With the genius of hindsight, I could see that Dennis would have granted me an extension without any penalty, tangible or otherwise, if I had gone to him and explained our screw up. He had enough faith in my judgment to allow me the time to reach my own interpretation of the data. He would have disciplined Mike, but Mike deserved it and was already serving his sentence anyway. The pressure I felt to complete the audit by the original deadline wasn’t Dennis’s fault. I couldn’t even blame Craig that I took his bait every time.
I prided myself on not making the same mistake twice, never mind the half dozen times I’d already butted heads with him in the two months since my promotion. That gave me a choice: I could level Craig with a rundown of his report’s analytical reasoning flaws and then refuse to ever engage in a round of schoolyard one-upmanship again. Or I could smile and let him win, this time and every time, and simply not care. I could focus on the job I did and that my team did and direct all my energy to that outcome instead of dividing it between my results and Craig’s.
What an easy choice.
I chose to let Craig sweat.
Delivering a courteous smile, I reached across the desk and offered him a handshake. Confused, he accepted it.

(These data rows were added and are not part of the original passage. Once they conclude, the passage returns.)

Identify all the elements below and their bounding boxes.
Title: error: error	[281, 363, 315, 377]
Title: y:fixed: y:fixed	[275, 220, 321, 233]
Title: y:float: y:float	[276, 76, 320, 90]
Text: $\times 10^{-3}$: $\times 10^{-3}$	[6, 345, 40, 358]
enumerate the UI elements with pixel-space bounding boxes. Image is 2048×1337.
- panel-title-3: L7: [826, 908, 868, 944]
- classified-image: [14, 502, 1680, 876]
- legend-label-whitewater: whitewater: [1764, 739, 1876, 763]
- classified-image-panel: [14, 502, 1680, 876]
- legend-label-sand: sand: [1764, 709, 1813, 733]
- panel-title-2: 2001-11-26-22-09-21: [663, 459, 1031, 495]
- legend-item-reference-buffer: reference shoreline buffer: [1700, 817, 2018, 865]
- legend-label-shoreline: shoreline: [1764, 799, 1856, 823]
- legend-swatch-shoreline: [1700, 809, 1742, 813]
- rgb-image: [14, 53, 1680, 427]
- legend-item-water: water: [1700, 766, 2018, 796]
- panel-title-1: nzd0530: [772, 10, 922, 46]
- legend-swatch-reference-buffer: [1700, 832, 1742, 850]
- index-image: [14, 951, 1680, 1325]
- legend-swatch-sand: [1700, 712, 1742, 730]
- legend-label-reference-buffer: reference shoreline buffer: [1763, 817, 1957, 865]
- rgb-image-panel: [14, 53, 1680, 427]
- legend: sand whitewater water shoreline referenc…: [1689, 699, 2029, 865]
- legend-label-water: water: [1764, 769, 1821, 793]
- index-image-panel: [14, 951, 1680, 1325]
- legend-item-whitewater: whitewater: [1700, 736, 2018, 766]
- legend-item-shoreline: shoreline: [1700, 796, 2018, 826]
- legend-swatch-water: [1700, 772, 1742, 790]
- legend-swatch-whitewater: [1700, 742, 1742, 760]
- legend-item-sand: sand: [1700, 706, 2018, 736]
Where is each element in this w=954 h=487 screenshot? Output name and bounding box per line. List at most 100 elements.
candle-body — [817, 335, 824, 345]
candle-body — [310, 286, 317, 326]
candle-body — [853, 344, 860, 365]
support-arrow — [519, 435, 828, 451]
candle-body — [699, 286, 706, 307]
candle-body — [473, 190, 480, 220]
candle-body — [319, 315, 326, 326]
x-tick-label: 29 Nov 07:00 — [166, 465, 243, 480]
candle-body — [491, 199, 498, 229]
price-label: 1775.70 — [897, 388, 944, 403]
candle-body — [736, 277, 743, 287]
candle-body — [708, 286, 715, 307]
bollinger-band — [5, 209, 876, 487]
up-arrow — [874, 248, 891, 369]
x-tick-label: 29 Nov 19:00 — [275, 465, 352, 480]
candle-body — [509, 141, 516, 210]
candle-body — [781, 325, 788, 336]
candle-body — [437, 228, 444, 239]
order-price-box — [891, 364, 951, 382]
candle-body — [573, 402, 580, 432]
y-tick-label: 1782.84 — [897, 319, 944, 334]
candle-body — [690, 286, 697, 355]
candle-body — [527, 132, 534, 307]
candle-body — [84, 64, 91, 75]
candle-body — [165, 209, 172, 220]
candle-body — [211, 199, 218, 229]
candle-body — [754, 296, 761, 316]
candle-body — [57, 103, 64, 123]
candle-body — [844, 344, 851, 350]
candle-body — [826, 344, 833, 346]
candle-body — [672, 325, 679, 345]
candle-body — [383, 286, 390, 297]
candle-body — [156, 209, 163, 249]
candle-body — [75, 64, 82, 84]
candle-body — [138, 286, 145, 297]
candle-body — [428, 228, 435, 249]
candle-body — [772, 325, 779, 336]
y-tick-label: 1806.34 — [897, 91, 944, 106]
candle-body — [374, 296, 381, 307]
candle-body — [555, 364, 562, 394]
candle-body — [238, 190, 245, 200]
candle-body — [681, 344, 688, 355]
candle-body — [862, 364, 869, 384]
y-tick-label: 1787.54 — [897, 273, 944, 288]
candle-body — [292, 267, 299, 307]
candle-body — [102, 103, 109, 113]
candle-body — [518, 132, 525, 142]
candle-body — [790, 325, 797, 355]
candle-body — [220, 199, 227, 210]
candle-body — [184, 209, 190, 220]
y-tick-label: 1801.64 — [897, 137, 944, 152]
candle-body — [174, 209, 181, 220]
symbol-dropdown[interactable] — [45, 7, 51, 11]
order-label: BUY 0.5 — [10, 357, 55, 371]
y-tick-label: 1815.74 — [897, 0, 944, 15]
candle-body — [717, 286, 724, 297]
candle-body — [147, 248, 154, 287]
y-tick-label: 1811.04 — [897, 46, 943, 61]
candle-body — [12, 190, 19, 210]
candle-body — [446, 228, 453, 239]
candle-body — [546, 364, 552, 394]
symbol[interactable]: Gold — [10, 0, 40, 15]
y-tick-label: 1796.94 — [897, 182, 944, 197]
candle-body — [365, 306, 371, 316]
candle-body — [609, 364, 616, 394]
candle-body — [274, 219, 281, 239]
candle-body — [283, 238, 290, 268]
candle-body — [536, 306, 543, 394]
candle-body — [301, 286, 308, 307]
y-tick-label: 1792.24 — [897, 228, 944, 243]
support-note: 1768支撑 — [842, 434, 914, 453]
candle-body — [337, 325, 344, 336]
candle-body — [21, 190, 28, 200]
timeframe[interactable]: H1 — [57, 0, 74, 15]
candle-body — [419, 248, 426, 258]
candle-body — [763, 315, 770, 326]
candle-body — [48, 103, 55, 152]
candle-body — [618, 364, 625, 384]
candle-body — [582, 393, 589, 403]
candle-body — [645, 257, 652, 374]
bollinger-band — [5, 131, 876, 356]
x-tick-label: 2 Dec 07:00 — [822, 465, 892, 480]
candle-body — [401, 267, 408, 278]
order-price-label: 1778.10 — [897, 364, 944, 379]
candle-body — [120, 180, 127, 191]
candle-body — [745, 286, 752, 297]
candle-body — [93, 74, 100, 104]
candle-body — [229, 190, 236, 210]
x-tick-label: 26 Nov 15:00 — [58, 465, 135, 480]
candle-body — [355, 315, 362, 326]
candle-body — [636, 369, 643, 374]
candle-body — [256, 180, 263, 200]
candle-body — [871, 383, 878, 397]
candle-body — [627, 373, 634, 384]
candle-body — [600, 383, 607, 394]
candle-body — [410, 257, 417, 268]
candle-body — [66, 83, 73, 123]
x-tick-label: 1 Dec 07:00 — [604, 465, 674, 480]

“Your team did a great job,” I said. “You deserve all the recognition Dennis gave you.”
His perma-grin showed signs of suspicion. “Thank you. I find Dennis responds better to cold, hard facts.”
“You’re so right about that,” I agreed.
His suspicion grew. Before he could probe further, Sandy interrupted from the doorway.
“You ready to celebrate?”
He turned to her, confused. “Celebrate?”
Noting my frantic headshake behind Craig’s back she said, “Yeah . . . because it’s Friday.”
“Yep. Love those Fridays,” I said cheerfully. “If you’ll excuse us, Craig, we’re going to go grab some lunch.”
He looked unsettled. “You don’t mind if I discuss the audit findings with Mike, do you?”
I could tell he wanted to rocket out to Mike’s cubby and interrogate him.
“You better wait, Craig. He has a lot of shredding to do right now, and I don’t want you to distract him.” I escorted him to the door. “You should get out for lunch today. It’s not good to spend all your time at your desk.”